Allí, en la cafetería, el público no estaba tan entregado como en su
cabeza.
-Boh.
Pero el joven y entusiasta Flanni no se vino abajo.
-¡Piénsalo! Imagina por un momento que no tienes manos y quieres quitarte
la vida. Eres un detective, tienes a tu disposición una pistola, ¿verdad,
Paquer? Oh, que pena que no tengas dedos para apretar el gatillo. Tendrás que
tomarte un puñado de pastillas. ¿Cómo las sacas del bote? O peor aún, de esas
tabletas que tienes que apretar individualmente y hacer que atraviesen el suelo
de papel de aluminio como si de un parto se tratara. No queda otra que llenar
la bañera y meterse junto con la tostadora, ¿no? ¡Error! ¿Cómo coño tienes
pensado abrir el paquete de pan de molde?
-Pero no hace falta…
-Y podría continuar durante horas. Créeme, es la única forma.
-Voy a pasar por alto lo de la tostadora, pero da igual. ¿No es más fácil
saltar desde lo alto de un edificio o desde un puente?
-Por favor, Paco, no me hagas reír. ¿Tirarse de un puente? Uh, voy a
saltar al agua, el material más blando que existe… Quizás debería hacerlo
envuelto en plástico de burbujas. Y lo otro, lo del edificio, ¿cómo haría para
subir hasta ahí? ¿Es Spiderman nuestro hombre ahora? –McFlannagannagannan no se
pudo contener y se vio obligado a llenar el local con esa risa mataneuronas
suya. –Es la única forma. Punto.
-Alguien puede dejar el bote de las pastillas abierto.
-¿Cómo dices?
-Dejando de lado que no hace falta meter pan en la tostadora para
suicidarse con ella, digo que alguien puede dejar el bote abierto y entonces
yo, el yo sin manos, sólo tendría que tragarme un montón de pastillas.
-Sí, y hacer cómplice de suicidio a un amigo. Estoy hablando de actuar
solo, Paquito.
-Es decir, que alguien deje abierto unas aspirinas lo implicaría en el
suicidio pero ¿a suicidarse tirándose en paracaídas lo llamas “actuar solo”?
-Te levantas y no tienes manos, como desde hace años. Le dices a un amigo
que te ponga guantes. Antes de que digas nada, ese amigo sólo te está poniendo
unos guantes, como tantos otros días, para que los niños pequeños de la calle
no se asusten al ver tus asquerosos muñones. No está haciendo nada malo. Llegas
al aeródromo y dices que quieres saltar en paracaídas. Te subes a la avioneta y
te ponen el paracaídas, ya que no van a confiar en que un novato se lo ponga
solo. Y todo esto con los guantes. Puede que el monitor piense que eres un tipo
raro por llevar las manos así, con los dedos completamente estirados y la palma
hinchada, que esas manos parecen más unas ubres que unas manos, pero ¿qué te va
a decir? Nada, tú pagas tu dinero y él chitón, no va a ofender a un respetado
cliente así porque sí. Y llega el momento de saltar. Te acercas a la
ventanilla, o desde donde sea que se lancen los paracaidistas, y sin que nadie
te ponga la mano encima, por decisión propia, te arrojas al vacío.
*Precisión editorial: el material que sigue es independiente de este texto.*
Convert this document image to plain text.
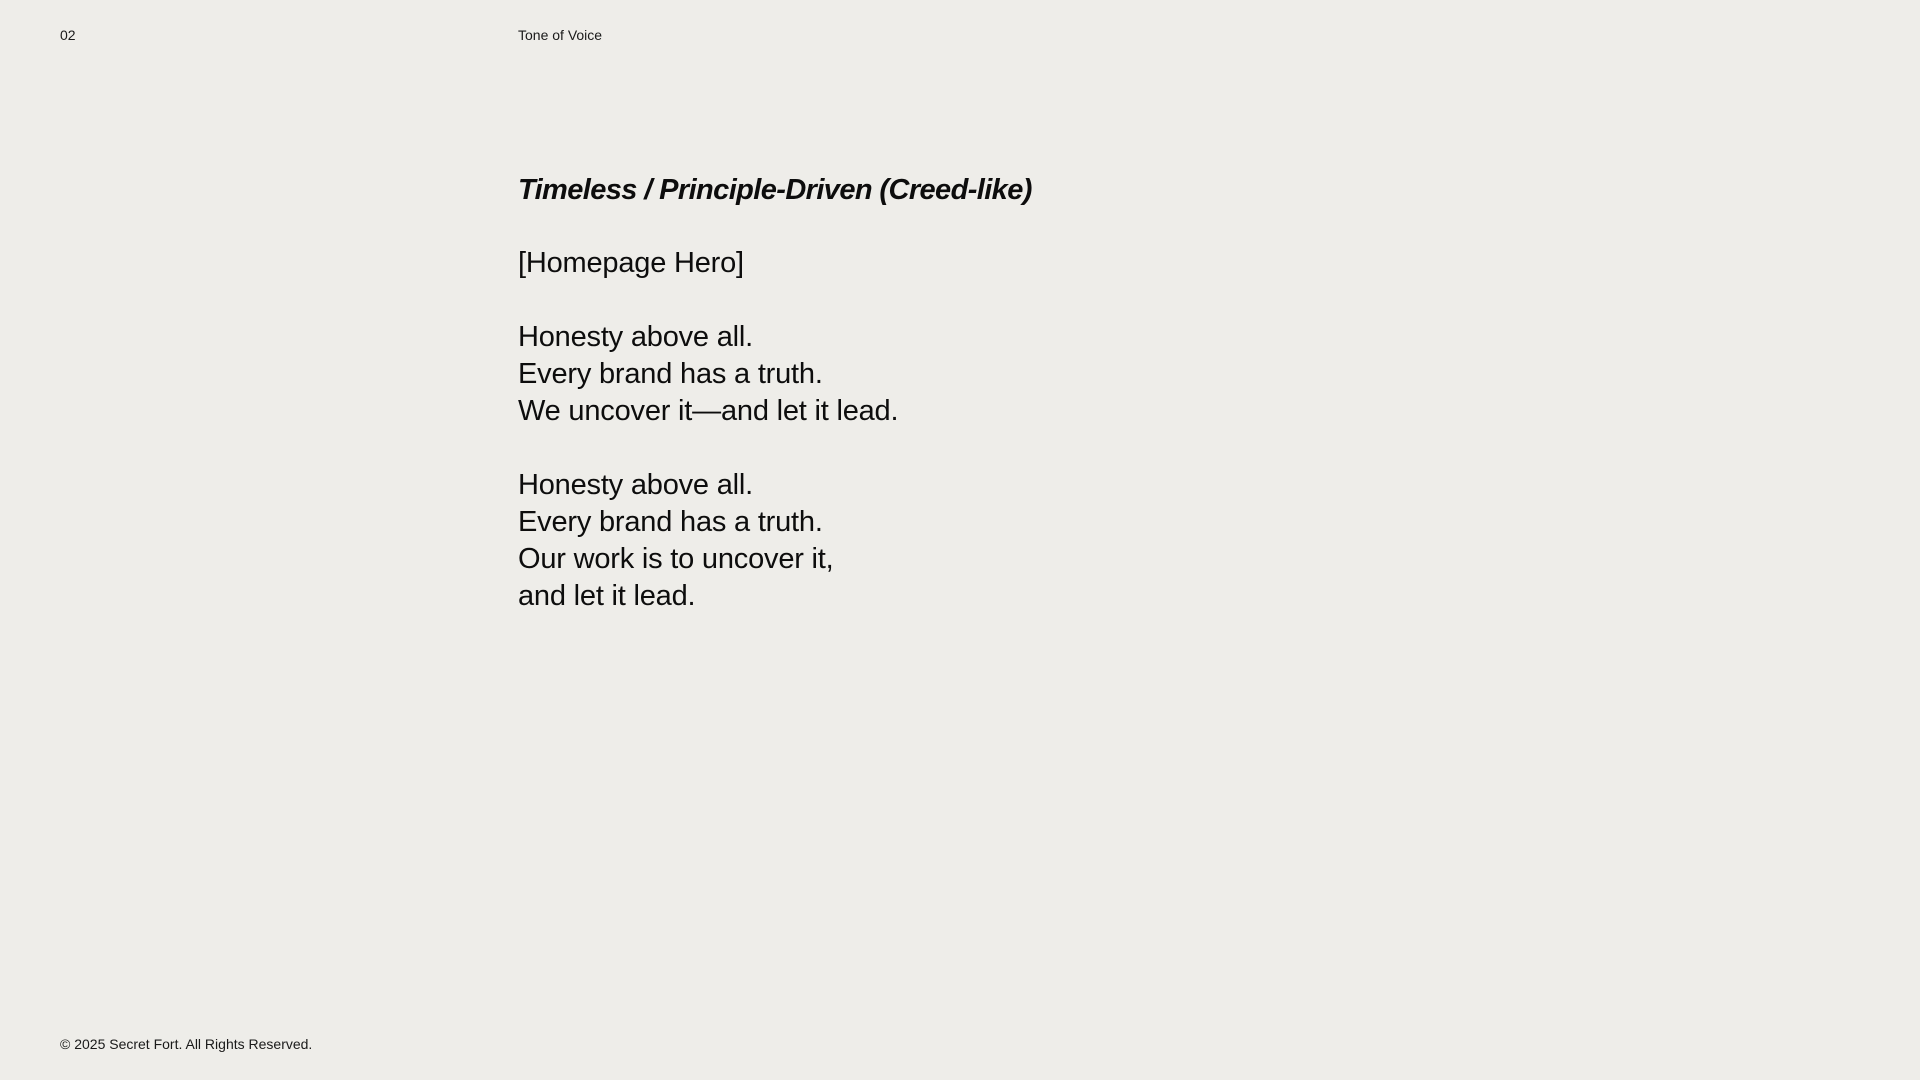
02	Tone of Voice
Timeless / Principle-Driven (Creed-like)
[Homepage Hero]
Honesty above all.
Every brand has a truth.
We uncover it—and let it lead.
Honesty above all.
Every brand has a truth.
Our work is to uncover it,
and let it lead.
© 2025 Secret Fort. All Rights Reserved.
McFlannagannagannan, que a medida que iba narrando su versión de los
hechos se había ido inclinando hacia delante, dio un último sorbo a su cerveza
y se dejó caer de nuevo en su asiento, sonriendo con suficiencia. Paco lo
miraba con los ojos entrecerrados, dudando si merecía la pena pasar el resto de
su vida en la cárcel. Respiró hondo una y mil veces y se alegró más que nunca
de haber dejado la pistola en el coche.
-Hay tantos fallos en tu teoría que no sé ni por dónde empezar. Casi
siento lástima por ti –dijo al fin, levantándose y encaminándose hacia la
puerta.
-Si has de sentir lástima hazlo por nuestro hombre cayendo durante varios minutos con una
sonrisa de oreja a oreja por conseguir al fin lo que buscaba –le gritó
McFlannagannagannan a sus espaldas-, pero teniendo que irse de este mundo sin
poder dedicarle el “¡Jódete!” que se merece.